1150 Seventeenth Street, NW, Washington, DC 20036
(Two blocks from Farragut North Metro)
At an AEI book forum event on Wednesday discussing “Power and Constraint: The Accountable Presidency After 9/11,” author Jack Goldsmith argued that American presidents are more accountable for their national security decisions than ever before. After introducing his book, Goldsmith set up the discussion by highlighting the significant disparities between President George W. Bush’s early and later policies — disparities that were not acknowledged by then-Senator Barack Obama on his campaign trail. Jeremy Rabkin, professor at George Mason University School of Law, responded to Goldsmith by pointing out the difference in rhetoric used throughout Obama’s campaign — whereas the Left was vigilant about opposing the wars, the Right was less vocal. From there, Neal Katyal, professor at the Georgetown University Law Center, spoke to the issue of leaks in government, when people feel as though they are not being heard, and the normal, accepted processes within government are not being employed. Bush’s later policies would not have been such a big issue, says Katal, if normal process had been used. Finally, Washington Post investigative reporter Dana Priest argued that the leaks in government were not a risk to national security, and were overblown. Priest concluded that these leaks are actually positive in the long run because they provide accountability for the presidency.
-- Liz Thatcher
As Jack Goldsmith states at the outset of his new book, “War and emergency invariably shift power to the presidency. Permanent war and permanent emergency threaten to make the shift permanent.” As a result, conventional wisdom holds that 9/11 sounded the death knell for presidential accountability. But in his provocative new book “Power and Constraint: The Accountable Presidency After 9/11,” Harvard Law School professor Jack Goldsmith argues that post-9/11 American presidents are more accountable for their national security decisions than ever before. To be sure, in the wake of 9/11, two presidents have exercised far-reaching powers with respect to detention, trials, surveillance and state secrets. That being said, Goldsmith argues, these enhanced powers have been checked by thousands of largely invisible — but quite real — countervailing legal and political forces. These constraints — enforced in varying forms and degrees by congressional committees, government lawyers, courts and the media — have transformed a presidency with unprecedented power into one that also has unprecedented accountability. Goldsmith alleges that this crucial corollary to the post-9/11 expansion of executive power has been the driving force behind many of both President George W. Bush’s and President Obama’s national security decisions and helps explain the surprising continuity between the two administrations’ counterterrorism programs. The result, according to Goldsmith, has been the preservation of a balanced constitution in the face of a seemingly permanent state of emergency.

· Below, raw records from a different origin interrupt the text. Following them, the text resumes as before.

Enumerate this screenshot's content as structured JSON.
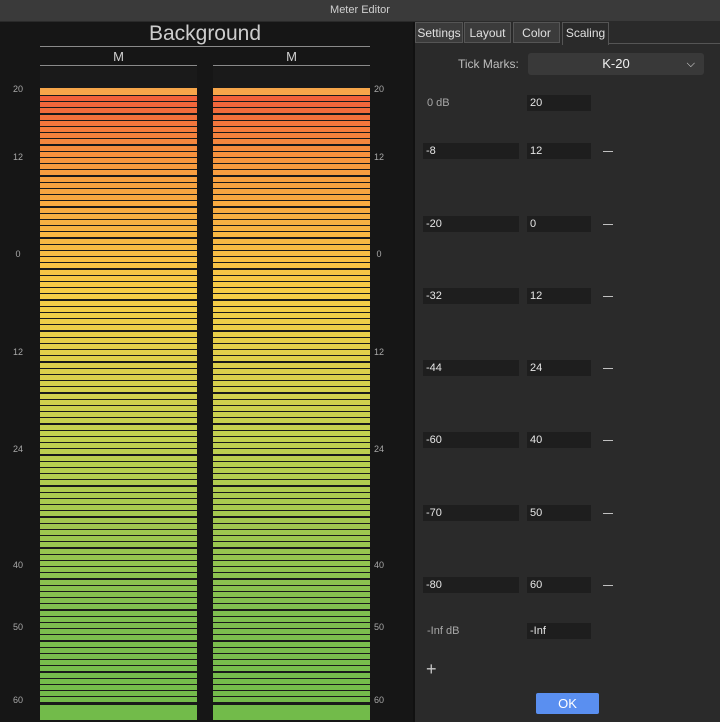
{
  "window": {
    "title": "Meter Editor"
  },
  "meter": {
    "title": "Background",
    "channels": [
      "M",
      "M"
    ],
    "scale_labels": [
      "20",
      "12",
      "0",
      "12",
      "24",
      "40",
      "50",
      "60"
    ],
    "segment_colors": {
      "top": "#f7a64a",
      "red": "#f05a3a",
      "orange": "#f79a3e",
      "yellow": "#f7cd46",
      "lime": "#c6d14f",
      "green": "#7fbf4f",
      "bottom": "#72bb4a"
    }
  },
  "tabs": [
    {
      "label": "Settings",
      "active": false
    },
    {
      "label": "Layout",
      "active": false
    },
    {
      "label": "Color",
      "active": false
    },
    {
      "label": "Scaling",
      "active": true
    }
  ],
  "scaling": {
    "tick_marks_label": "Tick Marks:",
    "tick_marks_value": "K-20",
    "zero_db_label": "0 dB",
    "zero_db_value": "20",
    "rows": [
      {
        "db": "-8",
        "label": "12"
      },
      {
        "db": "-20",
        "label": "0"
      },
      {
        "db": "-32",
        "label": "12"
      },
      {
        "db": "-44",
        "label": "24"
      },
      {
        "db": "-60",
        "label": "40"
      },
      {
        "db": "-70",
        "label": "50"
      },
      {
        "db": "-80",
        "label": "60"
      }
    ],
    "inf_label": "-Inf dB",
    "inf_value": "-Inf",
    "add_symbol": "+",
    "ok_label": "OK"
  },
  "colors": {
    "accent": "#5a8ff0",
    "panel": "#2a2a2a",
    "field": "#1e1e1e"
  }
}
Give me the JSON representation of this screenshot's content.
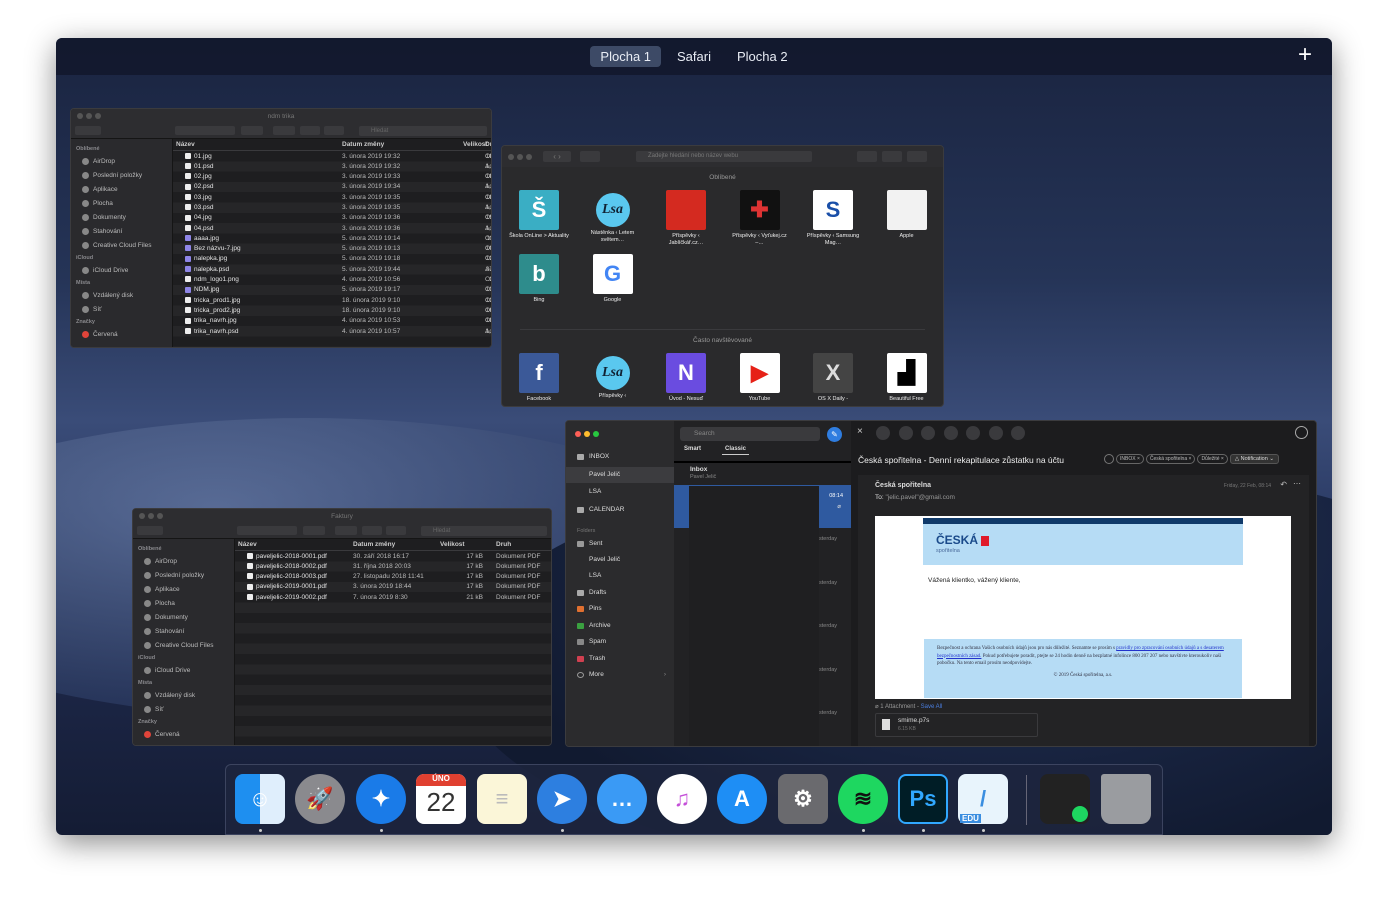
{
  "spaces": {
    "items": [
      "Plocha 1",
      "Safari",
      "Plocha 2"
    ],
    "active": 0,
    "add_label": "+"
  },
  "finder1": {
    "title": "ndm trika",
    "search_placeholder": "Hledat",
    "sidebar": [
      {
        "h": "Oblíbené"
      },
      {
        "i": "AirDrop"
      },
      {
        "i": "Poslední položky"
      },
      {
        "i": "Aplikace"
      },
      {
        "i": "Plocha"
      },
      {
        "i": "Dokumenty"
      },
      {
        "i": "Stahování"
      },
      {
        "i": "Creative Cloud Files"
      },
      {
        "h": "iCloud"
      },
      {
        "i": "iCloud Drive"
      },
      {
        "h": "Místa"
      },
      {
        "i": "Vzdálený disk"
      },
      {
        "i": "Síť"
      },
      {
        "h": "Značky"
      },
      {
        "i": "Červená"
      }
    ],
    "columns": [
      "Název",
      "Datum změny",
      "Velikost",
      "Dr"
    ],
    "rows": [
      [
        "01.jpg",
        "3. února 2019 19:32",
        "182 kB",
        "Ot"
      ],
      [
        "01.psd",
        "3. února 2019 19:32",
        "1,7 MB",
        "Ad"
      ],
      [
        "02.jpg",
        "3. února 2019 19:33",
        "182 kB",
        "Ot"
      ],
      [
        "02.psd",
        "3. února 2019 19:34",
        "1,7 MB",
        "Ad"
      ],
      [
        "03.jpg",
        "3. února 2019 19:35",
        "181 kB",
        "Ot"
      ],
      [
        "03.psd",
        "3. února 2019 19:35",
        "1,7 MB",
        "Ad"
      ],
      [
        "04.jpg",
        "3. února 2019 19:36",
        "194 kB",
        "Ot"
      ],
      [
        "04.psd",
        "3. února 2019 19:36",
        "1,8 MB",
        "Ad"
      ],
      [
        "aaaa.jpg",
        "5. února 2019 19:14",
        "117 kB",
        "Ot"
      ],
      [
        "Bez názvu-7.jpg",
        "5. února 2019 19:13",
        "100 kB",
        "Ot"
      ],
      [
        "nalepka.jpg",
        "5. února 2019 19:18",
        "127 kB",
        "Ot"
      ],
      [
        "nalepka.psd",
        "5. února 2019 19:44",
        "374 kB",
        "Ad"
      ],
      [
        "ndm_logo1.png",
        "4. února 2019 10:56",
        "25 kB",
        "Ot"
      ],
      [
        "NDM.jpg",
        "5. února 2019 19:17",
        "130 kB",
        "Ot"
      ],
      [
        "tricka_prod1.jpg",
        "18. února 2019 9:10",
        "136 kB",
        "Ot"
      ],
      [
        "tricka_prod2.jpg",
        "18. února 2019 9:10",
        "165 kB",
        "Ot"
      ],
      [
        "trika_navrh.jpg",
        "4. února 2019 10:53",
        "183 kB",
        "Ot"
      ],
      [
        "trika_navrh.psd",
        "4. února 2019 10:57",
        "1,7 MB",
        "Ad"
      ]
    ]
  },
  "finder2": {
    "title": "Faktury",
    "search_placeholder": "Hledat",
    "sidebar": [
      {
        "h": "Oblíbené"
      },
      {
        "i": "AirDrop"
      },
      {
        "i": "Poslední položky"
      },
      {
        "i": "Aplikace"
      },
      {
        "i": "Plocha"
      },
      {
        "i": "Dokumenty"
      },
      {
        "i": "Stahování"
      },
      {
        "i": "Creative Cloud Files"
      },
      {
        "h": "iCloud"
      },
      {
        "i": "iCloud Drive"
      },
      {
        "h": "Místa"
      },
      {
        "i": "Vzdálený disk"
      },
      {
        "i": "Síť"
      },
      {
        "h": "Značky"
      },
      {
        "i": "Červená"
      }
    ],
    "columns": [
      "Název",
      "Datum změny",
      "Velikost",
      "Druh"
    ],
    "rows": [
      [
        "paveljelic-2018-0001.pdf",
        "30. září 2018 16:17",
        "17 kB",
        "Dokument PDF"
      ],
      [
        "paveljelic-2018-0002.pdf",
        "31. října 2018 20:03",
        "17 kB",
        "Dokument PDF"
      ],
      [
        "paveljelic-2018-0003.pdf",
        "27. listopadu 2018 11:41",
        "17 kB",
        "Dokument PDF"
      ],
      [
        "paveljelic-2019-0001.pdf",
        "3. února 2019 18:44",
        "17 kB",
        "Dokument PDF"
      ],
      [
        "paveljelic-2019-0002.pdf",
        "7. února 2019 8:30",
        "21 kB",
        "Dokument PDF"
      ]
    ]
  },
  "safari": {
    "address_placeholder": "Zadejte hledání nebo název webu",
    "favorites_title": "Oblíbené",
    "frequent_title": "Často navštěvované",
    "favorites": [
      {
        "label": "Škola OnLine > Aktuality",
        "glyph": "Š",
        "bg": "#3aaec4",
        "fg": "#fff"
      },
      {
        "label": "Nástěnka ‹ Letem světem…",
        "glyph": "Lsa",
        "bg": "#5ac8ef",
        "fg": "#123",
        "round": true
      },
      {
        "label": "Příspěvky ‹ Jablíčkář.cz…",
        "glyph": "",
        "bg": "#d42a20",
        "fg": "#fff"
      },
      {
        "label": "Příspěvky ‹ Vyťukej.cz –…",
        "glyph": "✚",
        "bg": "#111",
        "fg": "#d33"
      },
      {
        "label": "Příspěvky ‹ Samsung Mag…",
        "glyph": "S",
        "bg": "#fff",
        "fg": "#1a4fa8"
      },
      {
        "label": "Apple",
        "glyph": "",
        "bg": "#f2f2f2",
        "fg": "#777"
      },
      {
        "label": "Bing",
        "glyph": "b",
        "bg": "#2e8c8c",
        "fg": "#fff"
      },
      {
        "label": "Google",
        "glyph": "G",
        "bg": "#fff",
        "fg": "#4285f4"
      }
    ],
    "frequent": [
      {
        "label": "Facebook",
        "glyph": "f",
        "bg": "#3b5998",
        "fg": "#fff"
      },
      {
        "label": "Příspěvky ‹",
        "glyph": "Lsa",
        "bg": "#5ac8ef",
        "fg": "#123",
        "round": true
      },
      {
        "label": "Úvod - Nesuď",
        "glyph": "N",
        "bg": "#6a4ce0",
        "fg": "#fff"
      },
      {
        "label": "YouTube",
        "glyph": "▶",
        "bg": "#fff",
        "fg": "#e62117"
      },
      {
        "label": "OS X Daily -",
        "glyph": "X",
        "bg": "#444",
        "fg": "#ddd"
      },
      {
        "label": "Beautiful Free",
        "glyph": "▟",
        "bg": "#fff",
        "fg": "#000"
      }
    ]
  },
  "mail": {
    "sidebar": {
      "inbox": "INBOX",
      "inbox_accounts": [
        "Pavel Jelič",
        "LSA"
      ],
      "calendar": "CALENDAR",
      "folders_label": "Folders",
      "sent": "Sent",
      "sent_accounts": [
        "Pavel Jelič",
        "LSA"
      ],
      "folders": [
        {
          "label": "Drafts",
          "color": "#aaa"
        },
        {
          "label": "Pins",
          "color": "#e07030"
        },
        {
          "label": "Archive",
          "color": "#3aa040"
        },
        {
          "label": "Spam",
          "color": "#888"
        },
        {
          "label": "Trash",
          "color": "#d04050"
        }
      ],
      "more": "More"
    },
    "list": {
      "search_placeholder": "Search",
      "tabs": [
        "Smart",
        "Classic"
      ],
      "active_tab": 1,
      "inbox_title": "Inbox",
      "inbox_account": "Pavel Jelič",
      "selected_time": "08:14",
      "day_labels": [
        "sterday",
        "sterday",
        "sterday",
        "sterday",
        "sterday"
      ]
    },
    "detail": {
      "subject": "Česká spořitelna - Denní rekapitulace zůstatku na účtu",
      "tags": [
        "INBOX",
        "Česká spořitelna",
        "Důležité"
      ],
      "notification": "Notification",
      "sender": "Česká spořitelna",
      "to_label": "To:",
      "to": "\"jelic.pavel\"@gmail.com",
      "date": "Friday, 22 Feb, 08:14",
      "logo_main": "ČESKÁ",
      "logo_sub": "spořitelna",
      "greeting": "Vážená klientko, vážený kliente,",
      "footer_text": "Bezpečnost a ochrana Vašich osobních údajů jsou pro nás důležité. Seznamte se prosím s ",
      "footer_link": "pravidly pro zpracování osobních údajů a s desaterem bezpečnostních zásad.",
      "footer_text2": " Pokud potřebujete poradit, ptejte se 24 hodin denně na bezplatné infolince 800 207 207 nebo navštivte kteroukoliv naši pobočku. Na tento email prosím neodpovídejte.",
      "copyright": "© 2019 Česká spořitelna, a.s.",
      "attachments_label": "1 Attachment - ",
      "save_all": "Save All",
      "file_name": "smime.p7s",
      "file_size": "6.15 KB"
    }
  },
  "dock": {
    "calendar_month": "ÚNO",
    "calendar_day": "22",
    "edu_label": "EDU",
    "apps": [
      {
        "name": "finder",
        "bg": "linear-gradient(90deg,#1e8ff0 50%,#dfeefc 50%)",
        "glyph": "☺",
        "running": true
      },
      {
        "name": "launchpad",
        "bg": "#8a8a8e",
        "glyph": "🚀",
        "round": true,
        "running": false
      },
      {
        "name": "safari",
        "bg": "#1a7be8",
        "glyph": "✦",
        "round": true,
        "running": true
      },
      {
        "name": "calendar",
        "bg": "#fff",
        "glyph": "",
        "running": false
      },
      {
        "name": "notes",
        "bg": "#fbf6d8",
        "glyph": "≡",
        "running": false
      },
      {
        "name": "spark",
        "bg": "#2d7fe0",
        "glyph": "➤",
        "round": true,
        "running": true
      },
      {
        "name": "messages",
        "bg": "#3a9af5",
        "glyph": "…",
        "round": true,
        "running": false
      },
      {
        "name": "itunes",
        "bg": "#fff",
        "glyph": "♫",
        "round": true,
        "running": false
      },
      {
        "name": "app-store",
        "bg": "#1e8ef5",
        "glyph": "A",
        "round": true,
        "running": false
      },
      {
        "name": "system-preferences",
        "bg": "#6a6a6e",
        "glyph": "⚙",
        "running": false
      },
      {
        "name": "spotify",
        "bg": "#1ed760",
        "glyph": "≋",
        "round": true,
        "running": true
      },
      {
        "name": "photoshop",
        "bg": "#001d26",
        "glyph": "Ps",
        "running": true
      },
      {
        "name": "archicad",
        "bg": "#e8f4fc",
        "glyph": "/",
        "running": true
      },
      {
        "name": "spotify-window",
        "bg": "#222",
        "glyph": "",
        "running": false
      },
      {
        "name": "trash",
        "bg": "#9a9ca0",
        "glyph": "",
        "running": false
      }
    ]
  }
}
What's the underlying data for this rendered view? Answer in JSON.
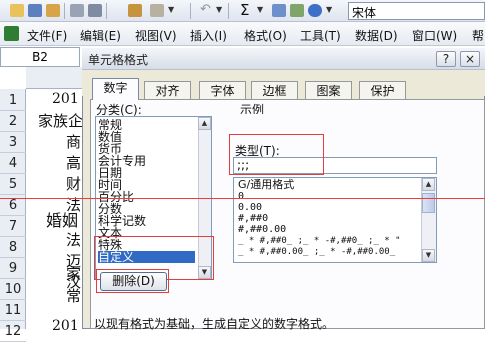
{
  "toolbar": {
    "font_name": "宋体",
    "autosum_symbol": "Σ"
  },
  "menu": {
    "items": [
      "文件(F)",
      "编辑(E)",
      "视图(V)",
      "插入(I)",
      "格式(O)",
      "工具(T)",
      "数据(D)",
      "窗口(W)",
      "帮"
    ]
  },
  "namebox": {
    "value": "B2"
  },
  "sheet": {
    "row_numbers": [
      "1",
      "2",
      "3",
      "4",
      "5",
      "6",
      "7",
      "8",
      "9",
      "10",
      "11",
      "12"
    ],
    "cells": [
      "201",
      "家族企",
      "商",
      "高",
      "财",
      "法",
      "婚姻",
      "法",
      "迈",
      "汉",
      "家",
      "常",
      "201"
    ]
  },
  "dialog": {
    "title": "单元格格式",
    "help_label": "?",
    "close_label": "×",
    "tabs": [
      "数字",
      "对齐",
      "字体",
      "边框",
      "图案",
      "保护"
    ],
    "active_tab": "数字",
    "category_label": "分类(C):",
    "categories": [
      "常规",
      "数值",
      "货币",
      "会计专用",
      "日期",
      "时间",
      "百分比",
      "分数",
      "科学记数",
      "文本",
      "特殊",
      "自定义"
    ],
    "selected_category": "自定义",
    "sample_label": "示例",
    "type_label": "类型(T):",
    "type_value": ";;;",
    "format_list": [
      "G/通用格式",
      "0",
      "0.00",
      "#,##0",
      "#,##0.00",
      "_ * #,##0_ ;_ * -#,##0_ ;_ * \"",
      "_ * #,##0.00_ ;_ * -#,##0.00_"
    ],
    "delete_button": "删除(D)",
    "description": "以现有格式为基础，生成自定义的数字格式。"
  },
  "colors": {
    "selection": "#316ac5",
    "annotation_red": "#e43d3d",
    "dialog_bg": "#ece9d8"
  }
}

How real and desirable is this newfound presidential accountability? Is it consistent with the constitutional framers’ conception of the president’s role? Is it enough to keep our chief executive in line in today’s heightened state of permanent emergency? And finally, who decides? These and other questions will be discussed at this AEI and Federalist Society event.
Full video will be posted within 24 hours.
JACK GOLDSMITH, Harvard Law School
NEAL KATYAL, Georgetown University Law Center
DANA PRIEST, The Washington Post
JEREMY RABKIN, George Mason University School of Law
HON. C. BOYDEN GRAY, Former White House Counsel
For more information, please contact Elizabeth DeMeo at email@example.com, 202.862.4876.
For media inquiries, please contact Véronique Rodman at firstname.lastname@example.org, 202.862.4871.
Jack Goldsmith is the Henry L. Shattuck Professor at Harvard Law School, where he teaches and writes about national security law, presidential power, cyber security, international law, internet law, foreign relations law and conflict of law. He is also a member of the Hoover Institution Task Force on National Security and Law. Previously, Mr. Goldsmith served as assistant attorney general in the Office of Legal Counsel (2003-2004) and special counsel to the Department of Defense (2002-2003).
Hon. C. Boyden Gray is a founding partner of Boyden Gray & Associates. He is also the former ambassador to the European Union (2006-2007) and former special envoy for Eurasian Energy Diplomacy (2008-2009). He likewise served as special envoy for European Union Affairs (2008-2009) and as White House counsel during President George H.W. Bush’s administration (1989-1993), and as legal counsel during George H.W. Bush’s vice presidency (1981-1989). Prior to his special envoy appointments, Mr. Gray served as U.S. ambassador to the European Union in Brussels from 2006 to 2007. Mr. Gray also served in the U.S. Marine Corps, and clerked for Chief Justice Earl Warren of the United States Supreme Court (1968-1969).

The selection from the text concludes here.